Written on March 10, 2017

Note: This is an opinion piece written for the Department of Nutritional Sciences (University of Toronto) newsletter NutriNews. Link to the piece will be put up after the newsletter is published.

Like all scientific research, the foundation of nutritional sciences is the use of statistics to determine if a scientific finding is likely due to chance. In the past, studies were simple, software was rudimentary or non-existent, and statistics could generally be done by hand. Now, a single study can generate massive amounts of data and rapid technological advancement has created powerful software and hardware. Scientists are making use of these changes to do more complicated studies and use the software to run their statistics.

Not long ago, it was mainly private corporations who created and distributed proprietary (closed) statistical software. One such example is SAS, which is a company as well as the software they sell. Scientists relied on these companies to ensure that the statistics they ran were accurate and reliable, but at the cost of a hefty price tag and restrictive licensing to use the software.

However, over the last decade and a half, open source software has exponentially risen in popularity and use. Open source means any software where the code for the software is publicly available to look at and improve, and is usually free to use. You may not know this, but our economy, the web, and almost all electronic gadgets and devices you use in your everyday life run on open source software. It is the engine that keeps all of modern human activity continuing and functional.

One such open source statistical software is R. It has rapidly gained massive traction within the scientific community because of it’s powerful statistical capabilities and programming features. I personally use R for my research, as well as teach it. And while I may be a bit biased, I believe that more scientific research should be using open source software such as R rather than closed software (e.g. SAS, SPSS, etc) for several strong reasons. To keep things short, I’ll only list three reasons.

The first is that because it is open source, anyone is free to look over the code and verify that the results are accurate. With proprietary software, there is no way to verify that the code correct. Instead, you have to trust the corporations when they say it works. This goes against the scientific principles of reproducibility and replication.

Second, anyone can contribute to or develop extensions for R. Unlike proprietary software that is bound by corporate bureaucracy and policies, cutting edge techniques can be distributed much sooner, which may or may not ever be developed in proprietary software. Because the vast majority of statisticians globally use and contribute to R, advanced statistical techniques are available in R long before companies can incorporate it into their product. Science is about using the latest tools to understand and analyze research results, which is a major advantage to using R over other software.

Lastly, R is free and will always be free. It is legally licensed so that it can never be under closed, proprietary control. Because scientific funding has been steadily declining, any way to reduce expenses should appeal to scientists so that their funding can last longer.

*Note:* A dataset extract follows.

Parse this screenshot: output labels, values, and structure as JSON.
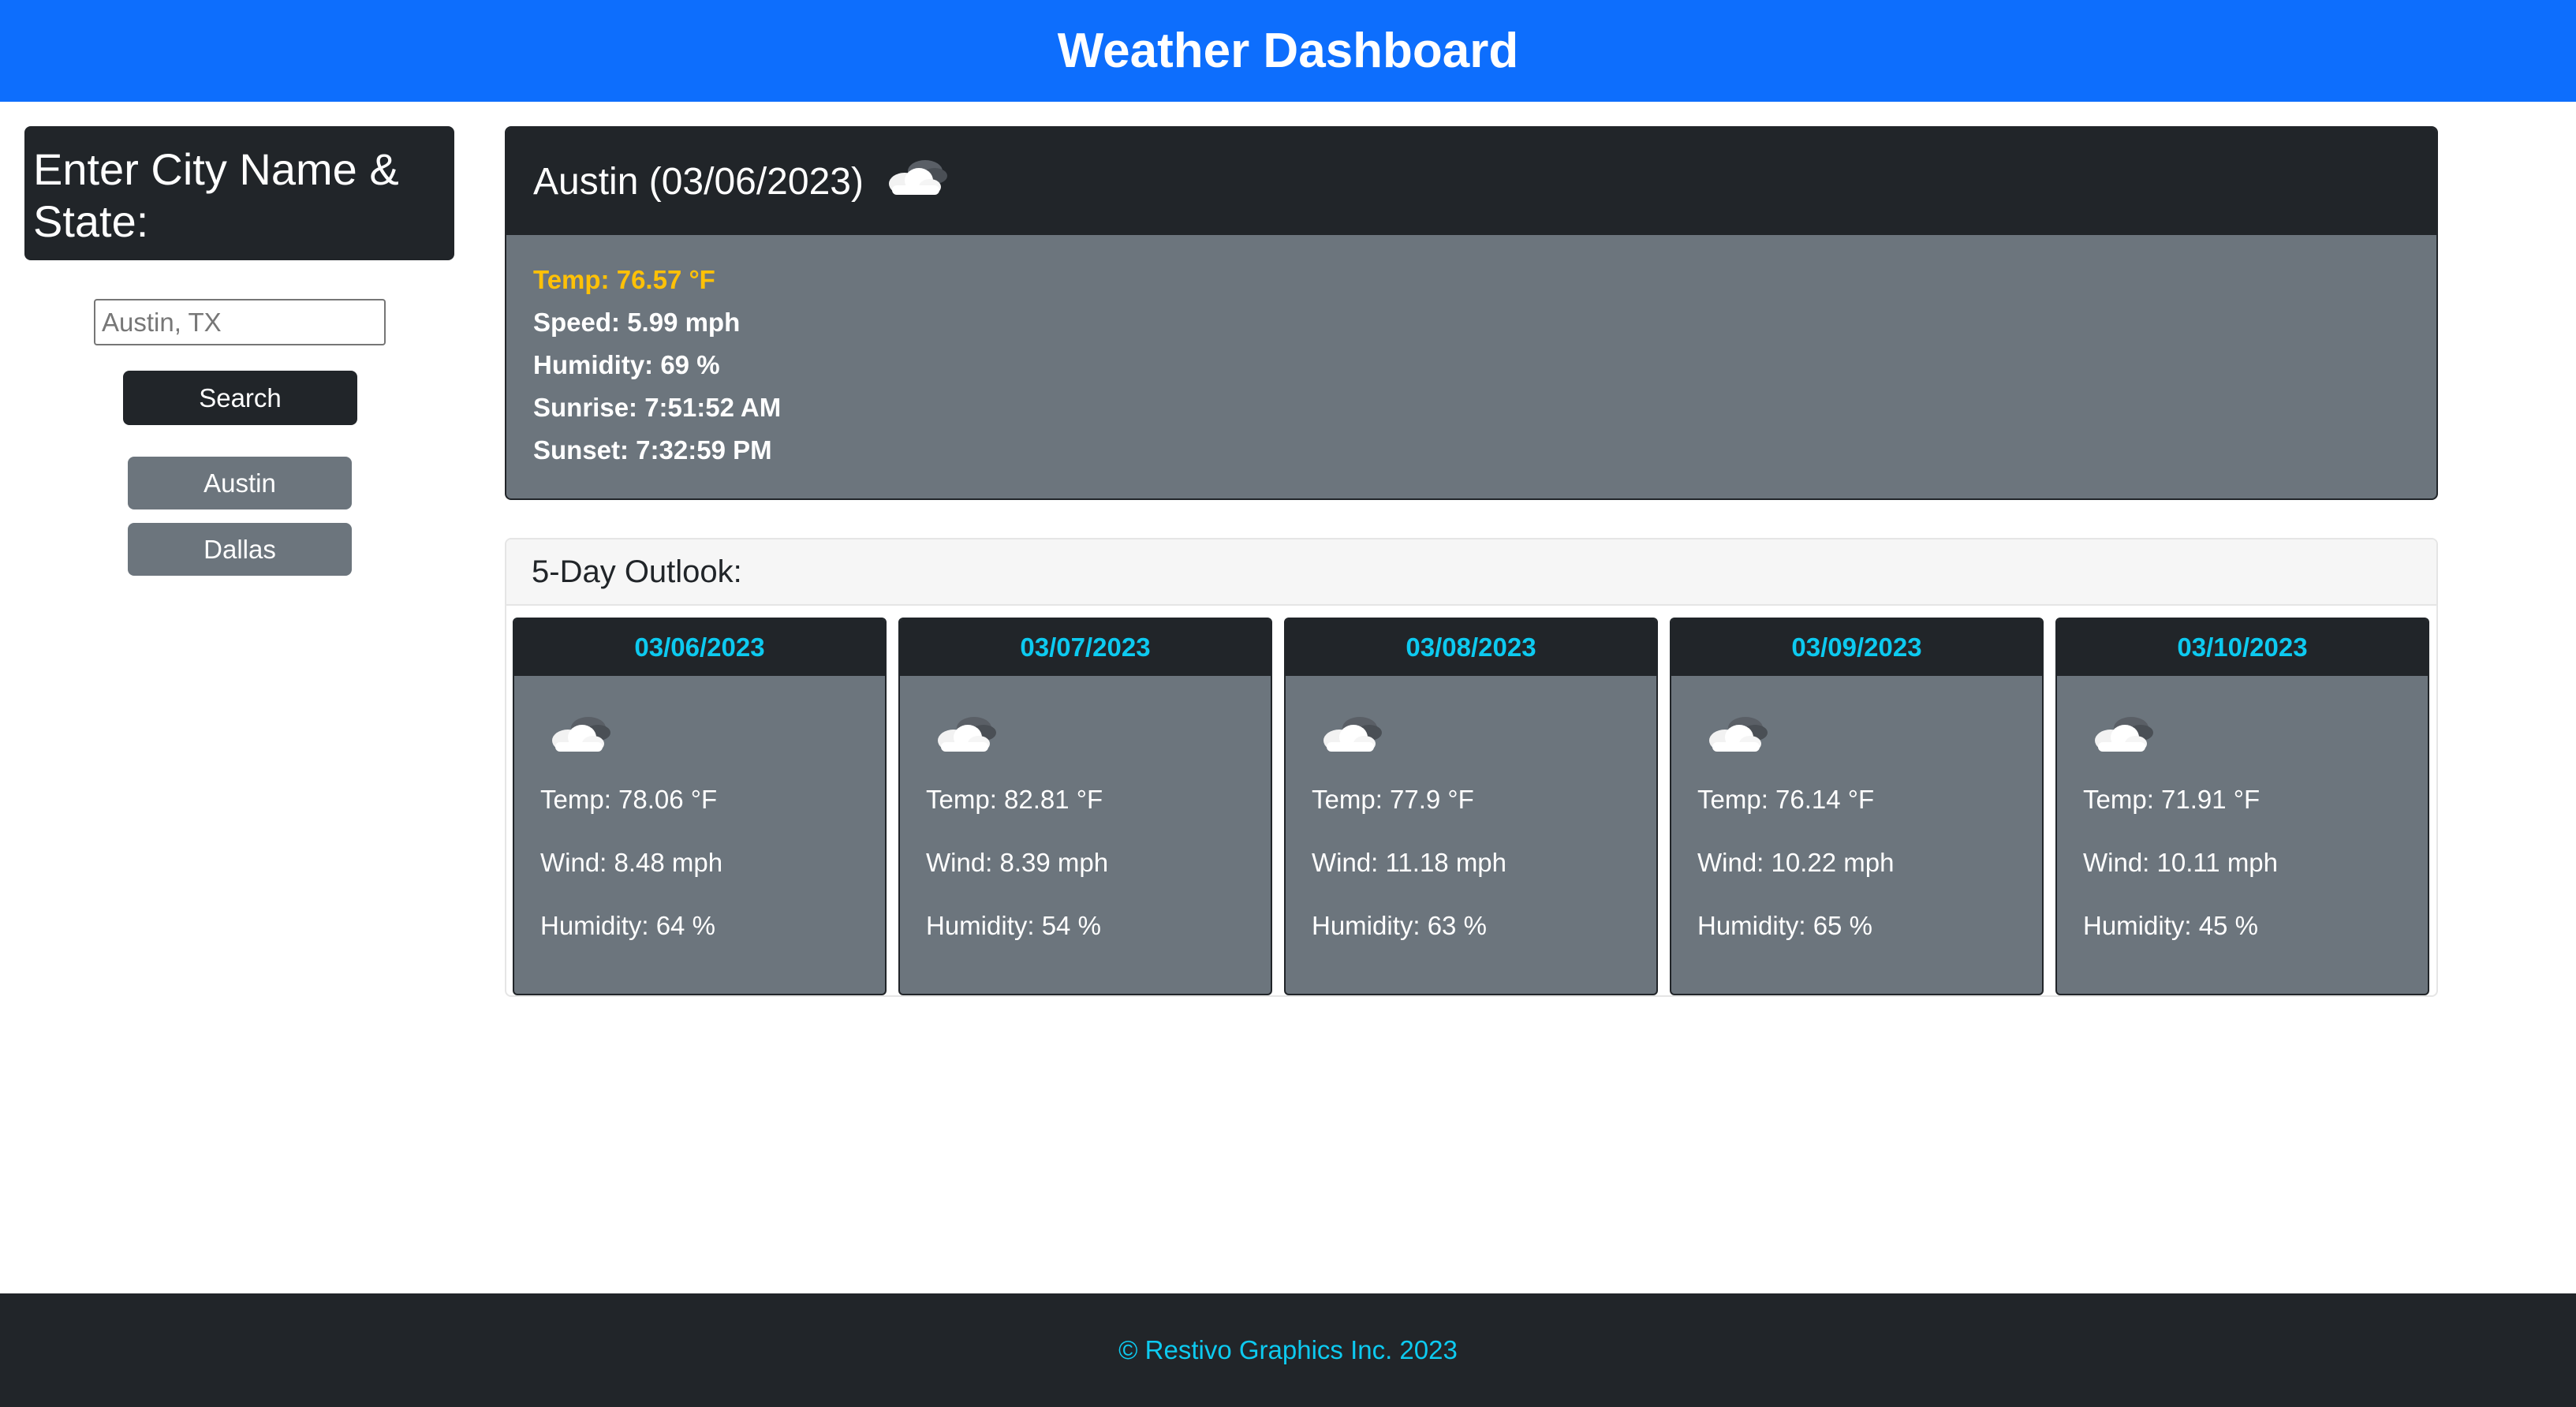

An argument made against R in this regard is we can’t trust the results because it is free and it doesn’t have a company behind it. The problem with this argument is that the warranty on the accuracy of results is the same for any software, both closed and open: There is no warranty that the results will be correct.

These three reasons alone are strong reasons to use R, but there is also a value-based reason: the values underlying open source match the values of science itself. Modern science is about sharing (though we could get better at it) and collaborating, with as little barriers as possible. Using R allows us as researchers to fit with this value. Plus, R is just more fun to use!